Key-Based (keys generated by Junos Space Platform)–By default, a Junos Space installation includes an initial public and private key pair. You can generate a new key pair from the Administration workspace and upload the Junos Space’s public key to the devices that are to be discovered from the Devices workspace. Junos Space logs in to these devices through SSH and configures the public key on all the devices. You need not specify a password during device discovery; you need to specify only the username.
Custom key-based–A private key and an optional passphrase. You can upload the private key to Junos Space Platform and use the passphrase to authenticate the private key. You don’t need to upload the private key to devices.
For complete information about device authentication, see the Devices workspace documentation in the Junos Space Network Management Platform Workspaces User Guide.
Viewing the Device Inventory
Junos Space Platform maintains up-to-date inventory details of all managed devices in the database. This includes the complete hardware, software, and license inventory of each device as well as details of all physical and logical interfaces on these devices. You can resynchronize a managed device with the Junos Space Platform database to fetch the current configuration and inventory details.

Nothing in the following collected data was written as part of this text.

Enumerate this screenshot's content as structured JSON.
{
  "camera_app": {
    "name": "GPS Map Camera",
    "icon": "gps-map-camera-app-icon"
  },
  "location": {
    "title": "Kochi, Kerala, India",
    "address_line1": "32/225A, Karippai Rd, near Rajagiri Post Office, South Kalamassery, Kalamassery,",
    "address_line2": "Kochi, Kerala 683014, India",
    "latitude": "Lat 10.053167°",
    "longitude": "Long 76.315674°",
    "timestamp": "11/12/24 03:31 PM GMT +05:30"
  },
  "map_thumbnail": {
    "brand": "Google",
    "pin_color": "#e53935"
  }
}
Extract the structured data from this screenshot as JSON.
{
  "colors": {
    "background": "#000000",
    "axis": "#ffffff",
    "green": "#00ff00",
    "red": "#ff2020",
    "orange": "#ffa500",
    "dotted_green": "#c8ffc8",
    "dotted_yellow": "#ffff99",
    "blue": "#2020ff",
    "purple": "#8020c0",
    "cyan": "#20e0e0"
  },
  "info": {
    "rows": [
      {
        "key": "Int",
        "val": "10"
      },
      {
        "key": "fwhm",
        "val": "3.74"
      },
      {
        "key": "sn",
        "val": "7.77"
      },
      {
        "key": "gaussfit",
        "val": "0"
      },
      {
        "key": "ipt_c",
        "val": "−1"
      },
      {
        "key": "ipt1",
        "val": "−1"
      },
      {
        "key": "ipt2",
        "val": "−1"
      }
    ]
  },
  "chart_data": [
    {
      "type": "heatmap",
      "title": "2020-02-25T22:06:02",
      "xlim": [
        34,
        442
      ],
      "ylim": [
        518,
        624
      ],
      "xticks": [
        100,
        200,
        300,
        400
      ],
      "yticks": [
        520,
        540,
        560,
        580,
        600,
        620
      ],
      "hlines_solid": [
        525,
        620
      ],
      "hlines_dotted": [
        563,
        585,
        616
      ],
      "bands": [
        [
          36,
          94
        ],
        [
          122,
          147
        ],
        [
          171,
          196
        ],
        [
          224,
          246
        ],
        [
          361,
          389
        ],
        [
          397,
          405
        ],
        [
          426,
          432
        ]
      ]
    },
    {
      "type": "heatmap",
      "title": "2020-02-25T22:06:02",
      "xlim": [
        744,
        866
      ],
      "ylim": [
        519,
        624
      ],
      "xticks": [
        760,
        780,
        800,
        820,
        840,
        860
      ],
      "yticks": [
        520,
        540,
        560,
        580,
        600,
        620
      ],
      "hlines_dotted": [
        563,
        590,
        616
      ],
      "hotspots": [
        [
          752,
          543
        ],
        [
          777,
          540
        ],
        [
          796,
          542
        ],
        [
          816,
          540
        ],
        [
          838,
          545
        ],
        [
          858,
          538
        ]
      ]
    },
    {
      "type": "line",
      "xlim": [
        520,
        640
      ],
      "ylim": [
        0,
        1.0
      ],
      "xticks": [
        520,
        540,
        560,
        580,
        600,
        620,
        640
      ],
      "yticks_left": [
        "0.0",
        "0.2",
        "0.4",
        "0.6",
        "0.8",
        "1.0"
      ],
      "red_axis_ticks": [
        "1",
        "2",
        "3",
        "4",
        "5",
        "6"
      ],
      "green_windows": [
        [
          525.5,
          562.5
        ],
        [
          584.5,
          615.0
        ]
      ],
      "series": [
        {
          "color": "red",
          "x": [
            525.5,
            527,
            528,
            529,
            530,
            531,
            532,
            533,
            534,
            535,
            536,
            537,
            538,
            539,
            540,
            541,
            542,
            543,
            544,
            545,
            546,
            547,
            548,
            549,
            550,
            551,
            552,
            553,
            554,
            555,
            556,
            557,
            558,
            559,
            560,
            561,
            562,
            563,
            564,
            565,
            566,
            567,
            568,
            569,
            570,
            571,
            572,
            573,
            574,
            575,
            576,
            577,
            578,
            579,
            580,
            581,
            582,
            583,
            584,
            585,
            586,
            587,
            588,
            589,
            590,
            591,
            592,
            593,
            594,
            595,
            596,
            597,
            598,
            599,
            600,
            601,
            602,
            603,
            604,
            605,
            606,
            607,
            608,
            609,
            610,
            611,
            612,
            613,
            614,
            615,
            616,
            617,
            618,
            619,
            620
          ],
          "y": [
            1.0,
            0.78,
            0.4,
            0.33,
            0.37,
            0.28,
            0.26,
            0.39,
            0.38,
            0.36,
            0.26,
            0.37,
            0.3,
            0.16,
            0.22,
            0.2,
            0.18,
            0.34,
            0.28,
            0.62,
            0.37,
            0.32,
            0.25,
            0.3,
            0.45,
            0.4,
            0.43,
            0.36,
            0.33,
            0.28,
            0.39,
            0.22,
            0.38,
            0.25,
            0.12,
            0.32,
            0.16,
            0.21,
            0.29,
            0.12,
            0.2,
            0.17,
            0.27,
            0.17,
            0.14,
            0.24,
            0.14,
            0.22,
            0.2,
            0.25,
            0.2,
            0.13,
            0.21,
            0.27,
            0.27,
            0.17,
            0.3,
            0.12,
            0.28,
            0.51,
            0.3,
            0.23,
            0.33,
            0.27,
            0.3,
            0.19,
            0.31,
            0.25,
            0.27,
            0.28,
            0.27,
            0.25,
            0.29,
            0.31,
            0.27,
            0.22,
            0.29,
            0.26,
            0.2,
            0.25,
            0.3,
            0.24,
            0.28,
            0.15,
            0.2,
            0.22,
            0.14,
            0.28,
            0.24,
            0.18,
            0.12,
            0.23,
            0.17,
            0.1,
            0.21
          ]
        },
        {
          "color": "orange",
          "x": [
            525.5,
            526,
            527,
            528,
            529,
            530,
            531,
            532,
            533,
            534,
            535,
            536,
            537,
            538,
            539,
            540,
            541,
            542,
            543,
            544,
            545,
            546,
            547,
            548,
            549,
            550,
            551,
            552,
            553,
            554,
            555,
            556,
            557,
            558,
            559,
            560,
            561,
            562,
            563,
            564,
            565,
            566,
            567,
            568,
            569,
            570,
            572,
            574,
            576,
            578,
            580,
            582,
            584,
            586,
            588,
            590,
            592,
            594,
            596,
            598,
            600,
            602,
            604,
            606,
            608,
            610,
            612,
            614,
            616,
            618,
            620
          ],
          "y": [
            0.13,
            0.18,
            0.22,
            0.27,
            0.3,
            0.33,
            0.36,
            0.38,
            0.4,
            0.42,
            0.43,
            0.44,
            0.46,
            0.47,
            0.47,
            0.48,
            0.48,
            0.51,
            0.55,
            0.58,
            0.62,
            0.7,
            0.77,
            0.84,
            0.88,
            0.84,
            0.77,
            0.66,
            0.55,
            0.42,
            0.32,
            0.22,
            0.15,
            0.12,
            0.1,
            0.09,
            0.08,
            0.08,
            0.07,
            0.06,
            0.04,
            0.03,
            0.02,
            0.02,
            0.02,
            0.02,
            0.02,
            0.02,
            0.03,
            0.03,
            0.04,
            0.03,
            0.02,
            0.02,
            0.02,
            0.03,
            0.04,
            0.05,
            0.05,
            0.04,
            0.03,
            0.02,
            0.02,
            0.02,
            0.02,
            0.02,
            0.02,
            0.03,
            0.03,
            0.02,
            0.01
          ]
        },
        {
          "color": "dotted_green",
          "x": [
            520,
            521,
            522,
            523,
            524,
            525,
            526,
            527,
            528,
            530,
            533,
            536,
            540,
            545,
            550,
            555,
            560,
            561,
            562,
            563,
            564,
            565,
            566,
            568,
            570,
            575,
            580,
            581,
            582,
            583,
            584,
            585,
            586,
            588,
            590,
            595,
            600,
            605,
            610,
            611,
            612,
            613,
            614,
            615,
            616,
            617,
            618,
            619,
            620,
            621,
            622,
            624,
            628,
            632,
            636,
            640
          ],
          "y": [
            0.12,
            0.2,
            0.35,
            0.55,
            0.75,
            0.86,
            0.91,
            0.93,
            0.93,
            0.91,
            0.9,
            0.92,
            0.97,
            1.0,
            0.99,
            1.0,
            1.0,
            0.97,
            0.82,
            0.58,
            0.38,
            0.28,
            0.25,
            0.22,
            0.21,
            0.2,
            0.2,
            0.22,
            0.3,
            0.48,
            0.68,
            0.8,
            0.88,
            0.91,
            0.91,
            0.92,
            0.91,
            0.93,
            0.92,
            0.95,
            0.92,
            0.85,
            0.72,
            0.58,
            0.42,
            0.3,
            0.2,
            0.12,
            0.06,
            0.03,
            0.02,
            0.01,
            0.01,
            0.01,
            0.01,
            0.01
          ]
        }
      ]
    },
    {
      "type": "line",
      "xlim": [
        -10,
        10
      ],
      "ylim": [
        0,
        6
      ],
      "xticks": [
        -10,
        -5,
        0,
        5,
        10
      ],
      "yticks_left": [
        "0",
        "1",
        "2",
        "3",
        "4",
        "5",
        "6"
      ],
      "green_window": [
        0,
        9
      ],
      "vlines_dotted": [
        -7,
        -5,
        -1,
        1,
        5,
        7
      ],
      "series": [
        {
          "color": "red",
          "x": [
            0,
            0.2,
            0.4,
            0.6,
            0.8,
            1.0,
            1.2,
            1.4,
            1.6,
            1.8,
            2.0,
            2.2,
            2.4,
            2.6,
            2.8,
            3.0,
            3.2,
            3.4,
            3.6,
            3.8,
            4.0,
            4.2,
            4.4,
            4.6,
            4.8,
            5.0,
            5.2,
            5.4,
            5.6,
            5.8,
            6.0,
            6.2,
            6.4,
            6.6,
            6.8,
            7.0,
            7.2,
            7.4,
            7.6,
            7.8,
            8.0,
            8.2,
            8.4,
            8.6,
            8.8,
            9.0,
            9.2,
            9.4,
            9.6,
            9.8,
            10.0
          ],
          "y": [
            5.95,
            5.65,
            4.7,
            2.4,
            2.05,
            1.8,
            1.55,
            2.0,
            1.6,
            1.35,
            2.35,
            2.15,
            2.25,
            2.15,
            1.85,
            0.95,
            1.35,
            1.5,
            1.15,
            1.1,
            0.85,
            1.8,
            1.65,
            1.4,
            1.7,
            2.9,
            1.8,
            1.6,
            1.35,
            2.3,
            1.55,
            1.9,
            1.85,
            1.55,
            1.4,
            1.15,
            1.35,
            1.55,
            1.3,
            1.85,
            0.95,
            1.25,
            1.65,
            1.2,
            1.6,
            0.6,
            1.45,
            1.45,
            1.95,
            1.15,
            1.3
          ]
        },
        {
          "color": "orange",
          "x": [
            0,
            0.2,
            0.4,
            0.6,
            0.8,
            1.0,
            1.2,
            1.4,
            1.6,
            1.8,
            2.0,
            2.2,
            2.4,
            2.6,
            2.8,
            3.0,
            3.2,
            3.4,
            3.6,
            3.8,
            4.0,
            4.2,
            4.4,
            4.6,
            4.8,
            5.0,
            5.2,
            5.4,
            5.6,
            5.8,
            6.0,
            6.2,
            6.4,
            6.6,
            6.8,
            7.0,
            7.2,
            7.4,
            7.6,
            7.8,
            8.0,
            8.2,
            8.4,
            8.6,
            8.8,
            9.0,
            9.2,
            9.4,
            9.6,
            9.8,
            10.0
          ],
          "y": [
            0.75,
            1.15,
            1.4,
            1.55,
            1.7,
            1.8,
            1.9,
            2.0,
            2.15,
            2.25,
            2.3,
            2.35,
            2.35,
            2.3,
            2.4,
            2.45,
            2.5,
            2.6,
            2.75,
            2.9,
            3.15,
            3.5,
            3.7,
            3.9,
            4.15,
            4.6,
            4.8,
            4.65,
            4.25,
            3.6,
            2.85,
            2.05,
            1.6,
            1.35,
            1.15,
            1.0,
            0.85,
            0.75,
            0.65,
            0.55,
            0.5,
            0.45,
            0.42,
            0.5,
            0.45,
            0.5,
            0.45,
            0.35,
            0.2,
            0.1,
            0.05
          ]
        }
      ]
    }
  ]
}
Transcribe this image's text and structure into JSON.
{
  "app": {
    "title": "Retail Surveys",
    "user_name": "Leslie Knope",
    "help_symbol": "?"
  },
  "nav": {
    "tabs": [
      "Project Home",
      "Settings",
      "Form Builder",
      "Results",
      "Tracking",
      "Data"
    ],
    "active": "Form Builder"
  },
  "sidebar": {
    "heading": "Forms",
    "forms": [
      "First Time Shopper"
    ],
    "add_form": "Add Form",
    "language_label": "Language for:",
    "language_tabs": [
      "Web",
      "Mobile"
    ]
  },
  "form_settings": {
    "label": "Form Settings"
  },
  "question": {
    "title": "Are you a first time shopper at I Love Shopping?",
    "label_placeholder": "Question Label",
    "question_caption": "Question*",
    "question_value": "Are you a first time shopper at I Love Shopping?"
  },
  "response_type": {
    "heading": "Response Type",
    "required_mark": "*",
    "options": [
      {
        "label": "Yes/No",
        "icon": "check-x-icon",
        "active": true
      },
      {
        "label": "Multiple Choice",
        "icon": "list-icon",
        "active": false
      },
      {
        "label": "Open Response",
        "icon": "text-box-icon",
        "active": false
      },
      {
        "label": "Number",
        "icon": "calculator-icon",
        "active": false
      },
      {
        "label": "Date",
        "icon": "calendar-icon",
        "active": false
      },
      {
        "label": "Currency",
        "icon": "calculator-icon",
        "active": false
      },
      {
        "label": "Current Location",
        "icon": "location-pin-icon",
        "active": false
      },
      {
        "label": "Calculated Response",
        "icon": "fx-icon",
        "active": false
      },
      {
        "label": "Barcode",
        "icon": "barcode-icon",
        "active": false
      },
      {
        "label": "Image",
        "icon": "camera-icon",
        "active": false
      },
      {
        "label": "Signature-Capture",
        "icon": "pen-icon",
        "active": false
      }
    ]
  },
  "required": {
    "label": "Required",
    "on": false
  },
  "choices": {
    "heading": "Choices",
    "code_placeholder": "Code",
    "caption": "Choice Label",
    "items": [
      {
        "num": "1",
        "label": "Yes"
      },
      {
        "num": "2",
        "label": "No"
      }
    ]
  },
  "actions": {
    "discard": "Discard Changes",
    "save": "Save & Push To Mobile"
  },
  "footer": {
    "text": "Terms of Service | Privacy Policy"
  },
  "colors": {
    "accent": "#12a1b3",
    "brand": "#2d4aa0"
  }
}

You can view and export hardware, software, and license inventory details, and the physical and logical interfaces of a device from the Junos Space user interface. You can acknowledge the inventory changes on a device from the Junos Space user interface. For complete information about these tasks, see the Devices workspace documentation in the Junos Space Network Management Platform Workspaces User Guide.
Upgrading Device Images
Junos Space Platform can be a central repository for all device OS images and provide workflows to download and install these images on managed devices. You can upload, stage, and verify the checksum of device images, and deploy device images and Junos Continuity software packages to a device or multiple devices of the same device family simultaneously from the Images and Scripts workspace. For complete information about upgrading device images, see the Images and Scripts workspace documentation in the Junos Space Network Management Platform Workspaces User Guide.